In SAS Institute, Inc. v. ComplementSoft, LLC, Nos. 2015-1346 & 2015-1347 (Fed. Cir. June 10, 2016), the Federal Circuit found error in a final written decision rendered by the Patent Trial and Appeal Board. The Board adopted a new construction for a term it had construed differently in its institution decision. The Court stated that the Administrative Procedure Act (APA) prevents the Board from "chang[ing] theories in midstream without giving [the parties] reasonable notice of the change and the opportunity to present argument under the new theory."

The Federal Circuit affirmed the Board's decision for terms that had not been previously construed, but vacated and remanded the aspects of the Board's decision relying on the new claim construction "so that the parties may address [the] new construction that the Board adopted in its final written decision after interpreting the claim differently before." Judge Stoll wrote, "[i]t is difficult to imagine either party anticipating that already-interpreted terms were actually moving targets, and it is thus unreasonable to expect that they would have briefed or argued, in the alternative, hypothetical constructions not asserted by their opponent."

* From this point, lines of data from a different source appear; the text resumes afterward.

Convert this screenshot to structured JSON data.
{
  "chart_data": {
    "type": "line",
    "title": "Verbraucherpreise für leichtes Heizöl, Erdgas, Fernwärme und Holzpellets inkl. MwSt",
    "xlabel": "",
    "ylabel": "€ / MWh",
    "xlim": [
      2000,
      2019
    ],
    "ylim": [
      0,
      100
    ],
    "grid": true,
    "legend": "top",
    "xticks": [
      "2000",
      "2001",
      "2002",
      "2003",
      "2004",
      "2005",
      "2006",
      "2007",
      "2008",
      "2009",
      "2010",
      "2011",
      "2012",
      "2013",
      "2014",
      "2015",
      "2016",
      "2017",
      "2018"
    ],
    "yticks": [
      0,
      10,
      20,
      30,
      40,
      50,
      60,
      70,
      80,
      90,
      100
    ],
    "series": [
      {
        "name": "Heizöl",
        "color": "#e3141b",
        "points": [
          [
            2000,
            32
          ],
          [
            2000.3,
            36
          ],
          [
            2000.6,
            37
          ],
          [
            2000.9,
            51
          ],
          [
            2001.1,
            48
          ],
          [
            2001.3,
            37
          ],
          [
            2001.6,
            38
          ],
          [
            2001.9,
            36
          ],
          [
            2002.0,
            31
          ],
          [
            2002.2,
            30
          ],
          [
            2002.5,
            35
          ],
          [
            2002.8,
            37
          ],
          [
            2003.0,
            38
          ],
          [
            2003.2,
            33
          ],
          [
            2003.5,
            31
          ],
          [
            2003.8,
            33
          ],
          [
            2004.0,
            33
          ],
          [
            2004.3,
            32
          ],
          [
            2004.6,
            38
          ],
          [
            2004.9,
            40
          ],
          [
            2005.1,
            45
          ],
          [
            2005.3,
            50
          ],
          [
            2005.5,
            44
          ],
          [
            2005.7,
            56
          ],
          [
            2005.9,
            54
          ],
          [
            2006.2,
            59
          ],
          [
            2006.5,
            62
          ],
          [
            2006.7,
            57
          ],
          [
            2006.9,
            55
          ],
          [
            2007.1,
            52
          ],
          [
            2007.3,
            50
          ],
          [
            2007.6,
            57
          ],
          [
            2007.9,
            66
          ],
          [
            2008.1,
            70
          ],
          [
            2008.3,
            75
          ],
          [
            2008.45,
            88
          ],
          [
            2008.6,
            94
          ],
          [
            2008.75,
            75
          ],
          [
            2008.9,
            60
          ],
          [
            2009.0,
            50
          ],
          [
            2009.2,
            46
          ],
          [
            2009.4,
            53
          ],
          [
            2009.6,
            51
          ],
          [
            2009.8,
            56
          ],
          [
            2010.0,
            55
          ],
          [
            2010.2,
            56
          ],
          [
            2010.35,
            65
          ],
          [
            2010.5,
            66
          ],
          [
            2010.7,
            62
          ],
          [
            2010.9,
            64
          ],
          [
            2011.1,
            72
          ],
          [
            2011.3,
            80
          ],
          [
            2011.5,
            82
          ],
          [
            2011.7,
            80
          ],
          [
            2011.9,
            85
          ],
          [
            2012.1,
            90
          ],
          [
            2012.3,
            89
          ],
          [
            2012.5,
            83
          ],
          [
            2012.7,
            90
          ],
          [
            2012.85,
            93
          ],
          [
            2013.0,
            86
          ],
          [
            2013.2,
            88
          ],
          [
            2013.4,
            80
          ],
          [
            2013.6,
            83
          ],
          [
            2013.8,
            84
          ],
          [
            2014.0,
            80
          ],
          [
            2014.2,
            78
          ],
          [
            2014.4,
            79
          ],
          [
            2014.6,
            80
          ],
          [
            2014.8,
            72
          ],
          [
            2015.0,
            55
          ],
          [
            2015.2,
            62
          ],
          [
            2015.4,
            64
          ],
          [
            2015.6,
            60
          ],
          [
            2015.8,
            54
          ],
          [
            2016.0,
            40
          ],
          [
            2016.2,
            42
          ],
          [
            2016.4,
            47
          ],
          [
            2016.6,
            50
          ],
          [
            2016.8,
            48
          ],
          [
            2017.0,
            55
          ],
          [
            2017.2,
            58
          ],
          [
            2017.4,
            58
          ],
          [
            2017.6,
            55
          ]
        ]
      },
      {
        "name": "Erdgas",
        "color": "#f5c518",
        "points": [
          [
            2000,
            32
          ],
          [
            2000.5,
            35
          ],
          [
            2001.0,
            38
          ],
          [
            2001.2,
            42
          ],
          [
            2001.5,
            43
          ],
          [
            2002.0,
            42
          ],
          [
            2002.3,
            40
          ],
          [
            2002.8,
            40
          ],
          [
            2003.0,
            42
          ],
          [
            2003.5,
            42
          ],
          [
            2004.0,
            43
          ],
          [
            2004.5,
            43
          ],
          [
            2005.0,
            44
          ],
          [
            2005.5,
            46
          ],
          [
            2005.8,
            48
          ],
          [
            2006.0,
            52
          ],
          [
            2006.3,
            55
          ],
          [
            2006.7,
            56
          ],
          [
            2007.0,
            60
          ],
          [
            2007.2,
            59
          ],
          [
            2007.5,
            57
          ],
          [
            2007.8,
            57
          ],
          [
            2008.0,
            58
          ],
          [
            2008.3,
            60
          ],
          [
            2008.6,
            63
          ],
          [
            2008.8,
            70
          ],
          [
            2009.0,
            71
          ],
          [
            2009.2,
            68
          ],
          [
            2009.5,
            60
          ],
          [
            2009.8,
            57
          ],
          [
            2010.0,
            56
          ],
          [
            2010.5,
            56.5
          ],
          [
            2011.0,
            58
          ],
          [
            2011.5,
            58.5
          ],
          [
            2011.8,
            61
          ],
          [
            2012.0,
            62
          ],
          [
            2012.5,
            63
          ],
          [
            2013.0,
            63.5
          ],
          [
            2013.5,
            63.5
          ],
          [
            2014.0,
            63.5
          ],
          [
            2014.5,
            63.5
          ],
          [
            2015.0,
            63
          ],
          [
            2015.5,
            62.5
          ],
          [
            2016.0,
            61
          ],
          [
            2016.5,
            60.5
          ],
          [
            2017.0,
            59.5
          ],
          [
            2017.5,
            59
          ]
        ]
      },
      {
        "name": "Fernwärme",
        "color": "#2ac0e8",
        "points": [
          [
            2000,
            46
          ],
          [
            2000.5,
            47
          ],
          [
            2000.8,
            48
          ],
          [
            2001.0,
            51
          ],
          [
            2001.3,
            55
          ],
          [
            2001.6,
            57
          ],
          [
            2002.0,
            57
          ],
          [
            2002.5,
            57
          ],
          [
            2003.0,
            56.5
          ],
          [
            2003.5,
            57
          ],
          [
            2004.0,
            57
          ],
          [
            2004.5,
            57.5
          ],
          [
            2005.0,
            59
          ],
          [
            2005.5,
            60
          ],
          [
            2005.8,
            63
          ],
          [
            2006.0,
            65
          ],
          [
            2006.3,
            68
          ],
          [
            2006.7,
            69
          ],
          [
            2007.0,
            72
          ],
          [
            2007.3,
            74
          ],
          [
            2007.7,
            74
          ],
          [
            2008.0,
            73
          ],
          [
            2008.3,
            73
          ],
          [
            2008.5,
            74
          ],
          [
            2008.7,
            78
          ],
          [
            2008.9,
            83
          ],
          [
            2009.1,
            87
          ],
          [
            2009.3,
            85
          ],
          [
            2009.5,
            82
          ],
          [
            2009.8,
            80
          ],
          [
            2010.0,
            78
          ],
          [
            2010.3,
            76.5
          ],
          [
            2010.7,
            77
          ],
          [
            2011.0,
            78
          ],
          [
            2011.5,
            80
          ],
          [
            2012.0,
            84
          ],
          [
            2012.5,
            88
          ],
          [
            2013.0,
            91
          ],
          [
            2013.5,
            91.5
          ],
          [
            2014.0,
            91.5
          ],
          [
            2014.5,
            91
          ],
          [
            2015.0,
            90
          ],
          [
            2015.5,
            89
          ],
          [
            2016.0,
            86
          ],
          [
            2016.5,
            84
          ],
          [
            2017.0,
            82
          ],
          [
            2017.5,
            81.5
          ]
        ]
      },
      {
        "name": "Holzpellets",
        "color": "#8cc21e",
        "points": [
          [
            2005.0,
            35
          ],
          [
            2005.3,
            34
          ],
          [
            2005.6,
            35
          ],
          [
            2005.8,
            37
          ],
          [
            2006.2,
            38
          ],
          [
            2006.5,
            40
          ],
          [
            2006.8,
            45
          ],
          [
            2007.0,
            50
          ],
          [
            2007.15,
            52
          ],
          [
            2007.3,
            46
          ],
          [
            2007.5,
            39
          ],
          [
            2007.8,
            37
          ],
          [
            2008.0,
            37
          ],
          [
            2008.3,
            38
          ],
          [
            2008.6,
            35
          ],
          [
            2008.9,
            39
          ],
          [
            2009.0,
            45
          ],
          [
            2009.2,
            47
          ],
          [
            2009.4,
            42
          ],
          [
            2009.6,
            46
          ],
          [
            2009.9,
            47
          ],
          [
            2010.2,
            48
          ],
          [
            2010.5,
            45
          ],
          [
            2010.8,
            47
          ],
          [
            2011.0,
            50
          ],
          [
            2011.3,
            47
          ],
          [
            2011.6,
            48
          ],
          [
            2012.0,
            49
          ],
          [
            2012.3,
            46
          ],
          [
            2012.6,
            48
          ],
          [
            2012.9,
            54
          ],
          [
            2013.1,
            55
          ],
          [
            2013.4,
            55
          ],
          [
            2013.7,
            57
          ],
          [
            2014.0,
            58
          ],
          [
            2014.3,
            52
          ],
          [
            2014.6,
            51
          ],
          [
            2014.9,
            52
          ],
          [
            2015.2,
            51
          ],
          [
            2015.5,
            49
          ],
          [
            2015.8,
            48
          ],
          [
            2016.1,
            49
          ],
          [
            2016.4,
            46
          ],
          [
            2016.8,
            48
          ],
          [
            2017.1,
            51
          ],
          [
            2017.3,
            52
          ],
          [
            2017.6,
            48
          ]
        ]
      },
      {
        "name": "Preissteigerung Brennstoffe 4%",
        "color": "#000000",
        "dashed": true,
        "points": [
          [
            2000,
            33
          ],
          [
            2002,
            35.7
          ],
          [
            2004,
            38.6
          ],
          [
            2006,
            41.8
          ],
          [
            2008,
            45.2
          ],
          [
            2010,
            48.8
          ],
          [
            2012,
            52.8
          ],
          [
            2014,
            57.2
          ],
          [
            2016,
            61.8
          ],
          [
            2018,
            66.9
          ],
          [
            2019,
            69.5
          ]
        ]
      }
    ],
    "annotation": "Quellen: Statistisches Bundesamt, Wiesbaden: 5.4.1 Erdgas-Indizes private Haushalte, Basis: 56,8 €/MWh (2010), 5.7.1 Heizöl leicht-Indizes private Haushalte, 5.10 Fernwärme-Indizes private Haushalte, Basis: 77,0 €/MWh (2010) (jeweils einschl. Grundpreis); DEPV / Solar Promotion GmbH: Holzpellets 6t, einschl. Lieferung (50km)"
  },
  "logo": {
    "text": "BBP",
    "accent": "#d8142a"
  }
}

SAS additionally argued that the Board's final written decision should have addressed the patentability of all claims challenged in its petition, even those the Board did not institute. But the panel followed its recent holding in Synopsys, Inc. v. Mentor Graphics Corp., 814 F.3d 1309 (Fed. Cir. 2016), which rejected "SAS's argument that the Board must address all claims challenged in an IPR petition in its final written decision." Judge Newman echoed her Synopsys dissent, arguing that the Board's failure to address non-instituted claims in the final written decision undermines the goals of the AIA because "[f]inal determination of the validity of a challenged patent is not achieved when the PTO selects, at its sole and unreviewable choice, which claims it will review and which it will not touch."